US Senate Republicans seek to limit judges' power via Trump's tax-cut bill
June 13 (Reuters) - U.S. Senate Republicans have added language to President Donald Trump's massive tax and spending bill that would restrict the ability of judges to block government policies they conclude are unlawful.
Text of the Republican-led U.S. Senate Judiciary Committee's contribution to the bill, opens new tab released by its chair, Senator Chuck Grassley, late on Thursday would limit the ability of judges to issue preliminary injunctions blocking federal policies unless the party suing posts a bond to cover the government's costs if the ruling is later overturned.
The bond requirement in the Senate's version of the One Big Beautiful Bill Act is different from the provision the Republican-controlled House of Representatives included when it passed the bill last month that would curb courts' power in a different way.
The House version curtails the ability of judges to enforce orders holding officials in contempt if they violate injunctions. Judges use contempt orders to bring parties into compliance, usually by ratcheting up measures from fines to jail time. Some judges who have blocked Trump administration actions have said officials are at risk of being held in contempt for not complying with their orders.
Congressional Republicans have called for banning or curtailing nationwide injunctions blocking government policies after key parts of Trump's agenda have been stymied by such court rulings. The House in April voted 219-213 along largely party lines in favor of the No Rogue Rulings Act to do so, but the Senate has not yet taken up the measure.
A White House memo in March directed heads of government agencies to request that plaintiffs post bonds if they are seeking an injunction against an agency policy. Such bonds can make obtaining an injunction a cost-prohibitive option in cases concerning multi-billion-dollar agenda items.
Grassley's office said in a statement the language the Judiciary Committee proposed would ensure judges enforce an existing requirement that they make a party seeking a preliminary injunction provide a security bond to cover costs incurred by a defendant if a judge's ruling is later overturned.
Judges rarely require such bonds when a lawsuit is not pitting two private parties against each other but instead challenging an alleged unlawful or unconstitutional government action. Several judges have denied the Trump administration's requests for bonds or issued nominal ones.
Republicans, who control the Senate 53-47, are using complex budget rules to pass the One Big Beautiful Bill Act with a simple majority vote, rather than the 60 votes needed to advance most legislation in the 100-seat chamber.

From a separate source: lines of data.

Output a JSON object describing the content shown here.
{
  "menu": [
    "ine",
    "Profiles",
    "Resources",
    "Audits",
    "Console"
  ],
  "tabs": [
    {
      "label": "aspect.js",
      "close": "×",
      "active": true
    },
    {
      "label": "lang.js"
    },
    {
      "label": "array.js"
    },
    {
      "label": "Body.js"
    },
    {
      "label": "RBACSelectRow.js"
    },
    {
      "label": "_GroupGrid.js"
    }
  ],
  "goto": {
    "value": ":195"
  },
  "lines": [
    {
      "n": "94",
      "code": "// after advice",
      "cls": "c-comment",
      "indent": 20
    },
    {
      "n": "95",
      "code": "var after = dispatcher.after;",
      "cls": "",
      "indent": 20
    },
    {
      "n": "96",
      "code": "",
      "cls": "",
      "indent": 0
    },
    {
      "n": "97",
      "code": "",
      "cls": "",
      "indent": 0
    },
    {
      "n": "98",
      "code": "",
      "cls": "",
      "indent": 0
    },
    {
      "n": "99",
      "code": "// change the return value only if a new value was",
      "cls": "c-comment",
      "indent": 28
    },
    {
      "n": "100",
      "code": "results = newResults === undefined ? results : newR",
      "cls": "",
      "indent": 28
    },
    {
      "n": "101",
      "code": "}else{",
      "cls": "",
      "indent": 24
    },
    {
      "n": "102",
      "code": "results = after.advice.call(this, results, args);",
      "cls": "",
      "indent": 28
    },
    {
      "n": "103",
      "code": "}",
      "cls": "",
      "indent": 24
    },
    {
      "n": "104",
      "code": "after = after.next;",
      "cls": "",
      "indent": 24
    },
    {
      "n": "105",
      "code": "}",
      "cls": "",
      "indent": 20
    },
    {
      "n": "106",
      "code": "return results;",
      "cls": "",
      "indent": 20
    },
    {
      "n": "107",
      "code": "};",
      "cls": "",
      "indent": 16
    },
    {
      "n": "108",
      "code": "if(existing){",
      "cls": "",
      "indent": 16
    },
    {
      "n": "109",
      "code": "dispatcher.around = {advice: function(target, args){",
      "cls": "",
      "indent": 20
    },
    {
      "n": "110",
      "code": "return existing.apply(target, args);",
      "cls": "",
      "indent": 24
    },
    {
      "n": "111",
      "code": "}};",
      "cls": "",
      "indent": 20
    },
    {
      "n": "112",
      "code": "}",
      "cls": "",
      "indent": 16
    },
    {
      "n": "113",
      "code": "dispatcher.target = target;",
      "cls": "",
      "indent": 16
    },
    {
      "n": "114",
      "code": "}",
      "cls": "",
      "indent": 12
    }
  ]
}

The Senate Judiciary Committee's piece of the bill would also provide the judiciary funding to study the costs to taxpayers associated with such injunctions and provide training for judges about the problems associated with them.
A spokesperson for Senator Dick Durbin, the Senate Judiciary Committee's top Democrat, criticized the Republican-drafted legislative text, saying "Republicans are targeting nationwide injunctions because they're beholden to a president who is breaking the law — but the courts are not."